Según recientes datos publicados por el Banco Central, la mora en los créditos bancarios destinados a las familias fue de 10,6 % en enero y alcanzó la cifra más alta desde 2010, cuando empezaron a contabilizarse los datos.
Estos implica, además, un salto de 292 % en relación con los números de hace un año.
La situación, además, se agrava en el caso de los préstamos personales, donde la irregularidad llegó a 13,2 %, y en las tarjetas de crédito, que registran saldos impagos en el 11 % del total.
En tanto, en las entidades no financieras -como billeteras virtuales y fintech-, la irregularidad es aún mayor.
De acuerdo a un relevamiento de la consultora Eco Go citado por TN, la mora con las entidades no bancarias se ubicó en 23,9 %, lo que configura “casi cuatro veces la irregularidad del crédito total del sistema financiero y 2,4 veces la del crédito para consumo bancario de las familias”.

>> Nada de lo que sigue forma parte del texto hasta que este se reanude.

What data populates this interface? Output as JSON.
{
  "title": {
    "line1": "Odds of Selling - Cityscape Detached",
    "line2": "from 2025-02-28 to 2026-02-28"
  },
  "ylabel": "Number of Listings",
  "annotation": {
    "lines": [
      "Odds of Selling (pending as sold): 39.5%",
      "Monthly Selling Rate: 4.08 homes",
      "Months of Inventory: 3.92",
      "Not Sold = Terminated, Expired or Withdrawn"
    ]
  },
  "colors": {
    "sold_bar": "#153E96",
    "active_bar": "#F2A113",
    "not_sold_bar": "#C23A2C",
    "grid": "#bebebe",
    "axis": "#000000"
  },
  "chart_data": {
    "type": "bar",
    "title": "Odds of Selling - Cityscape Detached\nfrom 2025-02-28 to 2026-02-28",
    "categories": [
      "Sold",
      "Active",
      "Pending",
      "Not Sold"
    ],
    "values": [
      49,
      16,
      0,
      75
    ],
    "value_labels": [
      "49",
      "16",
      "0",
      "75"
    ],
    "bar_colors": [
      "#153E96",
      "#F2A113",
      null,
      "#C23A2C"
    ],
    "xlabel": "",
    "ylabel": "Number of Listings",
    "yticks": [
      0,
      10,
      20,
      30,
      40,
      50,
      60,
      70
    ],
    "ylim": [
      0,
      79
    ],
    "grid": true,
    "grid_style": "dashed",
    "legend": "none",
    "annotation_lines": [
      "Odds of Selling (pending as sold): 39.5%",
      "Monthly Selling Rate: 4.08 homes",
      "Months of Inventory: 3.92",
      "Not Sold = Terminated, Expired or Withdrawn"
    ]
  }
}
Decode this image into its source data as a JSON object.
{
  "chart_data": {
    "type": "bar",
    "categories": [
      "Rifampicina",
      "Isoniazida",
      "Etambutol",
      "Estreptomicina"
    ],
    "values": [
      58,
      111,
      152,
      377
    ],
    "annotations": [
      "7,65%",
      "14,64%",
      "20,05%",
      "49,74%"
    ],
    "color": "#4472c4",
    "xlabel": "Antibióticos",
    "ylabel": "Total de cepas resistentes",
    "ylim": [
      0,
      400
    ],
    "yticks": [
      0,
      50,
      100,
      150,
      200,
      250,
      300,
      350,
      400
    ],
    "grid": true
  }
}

En la comparación con otros países vecinos, la Argentina registró el nivel más elevado de morosidad para el segmento de las familias.
De acuerdo a la información los bancos centrales de cada país y la superintendencia financiera de Colombia que relevó la Gerencia de Estudios Económicos del Banco Provincia, Argentina mostró en enero el nivel más alto de irregularidad en la cartera de hogares, seguida por Brasil (5,2 %) y Colombia (5,1 %), que reportaron incluso cifras muy por debajo de las locales.
La lista la completan México (3 %), Chile (2,6 %) y Paraguay (2,3 %).